Liability

The Importance of New Liability Laws

Since AVs vary in levels of integrated automation, human drivers and automation components may share control of the vehicle. Therefore, this issue requires careful legislative considerations. Through assessing Texans’ opinions on C/AVs, Bansal and Kockelman found that legal liabilities are the second biggest concern in adopting self-driving vehicles (Bansal and Kockelman, 2017, p. 11). They note, “in light of the limited federal regulation of C/AV transportation, there are questions about the most useful role of states and local governments in overseeing this new technology” (Kockelman and Boyles, 2018, p. 14).

NHTSA created a new term, highly automated vehicle (HAV) and reset its stratification to mirror the global industry reference for the six levels of automated driving. The model state policy articulated in 2013 states that motor vehicle liability and insurance rules are responsibilities of the State. NHTSA stated that these general areas of responsibility should be unchanged for HAVs. Kockelman and Boyles summarize the elements of a model state framework. It recommends that “states should consider how to allocate liability among HAV owners, operators, passengers, manufacturers, and others when a crash occurs,” (Kockelman and Boyles, 2018, p. 206). However, “if responsibility is legislated to be mainly on the manufacturers and the federal government, manufacturers may avoid the insecurity of a state-by-state-legal liability patchwork,” (p. 212).

Current Liability Laws

Under the current tort law, operators of vehicles must behave “reasonably” while driving. When they fail to do so, they can be held liable for the damages they cause. This is not always the case of course; in crashes that are the result of design defects of a vehicle, the plaintiff can sue and recover against the manufacturer of the defectively designed vehicle as well as the operator if the latter was also negligent. In the new world of AVs, however, product liability claims against manufacturers will become the rule rather than the exception. If a C/AV is a potential cause of a crash and the C/AV was operating in automated mode, the manufacturer will be joined as a defendant in the litigation and the primary claims brought against the manufacturer will be complex product liability causes of action. For platooned vehicles, the CAV industry could face a risk of tort liability for large scale, multiple car accidents that is beyond the existing risk of auto product liability claims (Kockelman et al., 2016, p. 47). 

Security Conflicts

In order to determine fault or liability in a HAV collision, one needs access to the HAV’s proprietary machine learning, data, and algorithms. As noted in the legal chapter of the forthcoming book by Kockelman and Boyles on smart transport, “Legislators and agencies need to evaluate carefully whether mandating access to proprietary data is fair and/or necessary. If this problem is solved now among the stakeholders, it can save everyone time and money later on. If responsibility is legislated to be mainly on the manufacturers and the federal government, manufacturers may avoid the insecurity of a state-by-state-legal liability patchwork,” (Kockelman and Boyles, 2018, p. 212). 

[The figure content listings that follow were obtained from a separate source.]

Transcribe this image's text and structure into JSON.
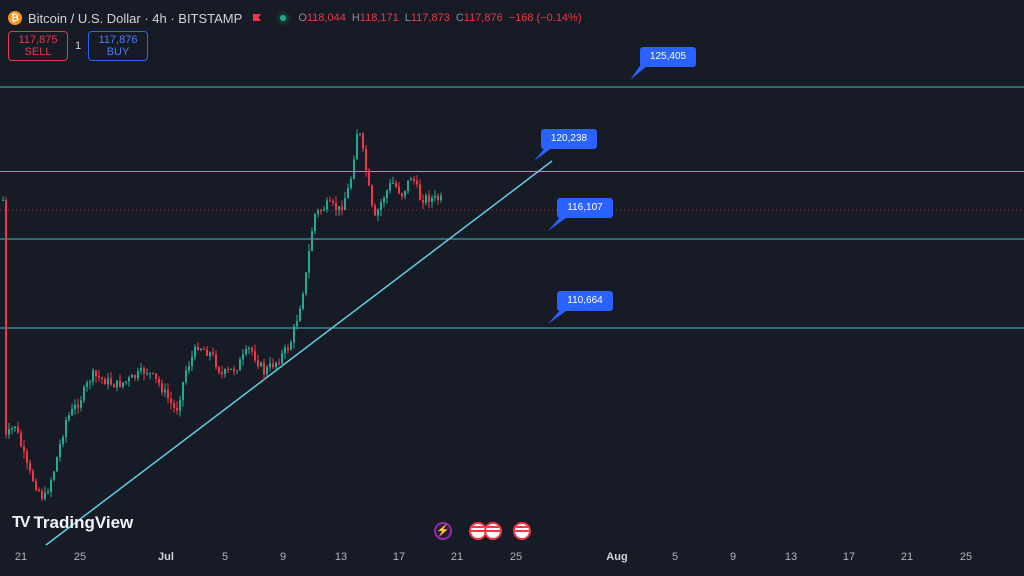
{
  "header": {
    "symbol_icon": "bitcoin-icon",
    "title": "Bitcoin / U.S. Dollar · 4h · BITSTAMP",
    "ohlc": {
      "o_label": "O",
      "o": "118,044",
      "h_label": "H",
      "h": "118,171",
      "l_label": "L",
      "l": "117,873",
      "c_label": "C",
      "c": "117,876",
      "change": "−168 (−0.14%)"
    }
  },
  "trade": {
    "sell_price": "117,875",
    "sell_label": "SELL",
    "quantity": "1",
    "buy_price": "117,876",
    "buy_label": "BUY"
  },
  "levels": [
    {
      "label": "125,405",
      "value": 125405
    },
    {
      "label": "120,238",
      "value": 120238
    },
    {
      "label": "116,107",
      "value": 116107
    },
    {
      "label": "110,664",
      "value": 110664
    }
  ],
  "colors": {
    "background": "#171b26",
    "up": "#22ab94",
    "down": "#f23645",
    "level_line": "#4fb9c6",
    "trend_line": "#5fd0e0",
    "callout": "#2962ff"
  },
  "brand": "TradingView",
  "x_axis": {
    "labels": [
      "21",
      "25",
      "Jul",
      "5",
      "9",
      "13",
      "17",
      "21",
      "25",
      "Aug",
      "5",
      "9",
      "13",
      "17",
      "21",
      "25"
    ]
  },
  "events": [
    "lightning-icon",
    "us-flag-icon",
    "us-flag-icon",
    "us-flag-icon"
  ]
}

Current Liability Standards

“Several states impose special insurance requirements on C/AVs before they can be tested or deployed on public roads. Both California and Nevada, for example, impose a $1-5 million insurance requirement before allowing testing of AVs on public roads. Michigan, by contrast, does not impose additional insurance requirements on AVs for testing or deployment purposes. Florida, Nevada, and the District of Columbia have liability protection for post-sale conversion of vehicles to AVs. Liability protection is given to OEMs whose vehicles are converted to C/AVs. California, has no explicit mention of such liability protection” (Kockelman and Boyles, 2018, pg. 227). 

Criticisms of AV Ethic and Decision Making

Goodall (2014) examines various criticisms of machine ethics and automated vehicles. It highlights the following concerns regarding the decision-making of AVs in cases of ethically complex decisions, particularly prior to a crash.

  1. Regardless of fault, an automated vehicle should behave ethically to protect not only its own occupants, but also those at fault.
  2. Crashes requiring complex ethical decisions are extremely unlikely.
  3. In level 2 and 3 vehicles, a human will always be available to take control, and therefore the human driver will be responsible for ethical decision making.
  4. Humans rarely make ethical decisions when driving or in crashes, and automated vehicles should not be held to the same standard.
  5. Overall benefits outweigh any risks from an unethical vehicle.


The design of AVs would face the classical dilemma, first proposed by philosopher Philippa Foot, is called the Trolley Problem: You see a runaway trolley moving toward five tied up (or otherwise incapacitated) people lying on the tracks. You are standing next to a lever that controls a switch. If you pull the lever, the trolley will be redirected onto a side track and the five people on the main track will be saved. However, there is a single person lying on the side track. Should you do nothing and allow the trolley to kill the five people on the main track, or pull the lever, diverting the trolley onto the side track where it will kill one person? (Foot, 1967)

We would hope AV operating programs would choose the lesser evil, but it would be an unreasonable act of faith to think that programming issues will sort themselves out without a deliberate discussion about ethics, such as which choices are better or worse than others. Is it better to save an adult or child? What about saving two or three adults versus one child? We don’t like thinking about these uncomfortable and difficult choices, but programmers will need to instruct an automated car exactly on how to act for the entire range of foreseeable scenarios, as well as lay down guiding principles for unforeseen scenarios. Programmers will need to confront this decision, even if we human drivers never have to in the real world. And it matters to the issue of responsibility and ethics whether an act was premeditated (as in the case of programming a robot car), or reflexively without any deliberation (as may be the case with human drivers in sudden crashes). Ethics by numbers alone seems naïve and incomplete; rights, duties, conflicting values, and other factors need to come into play (Lin, 2013).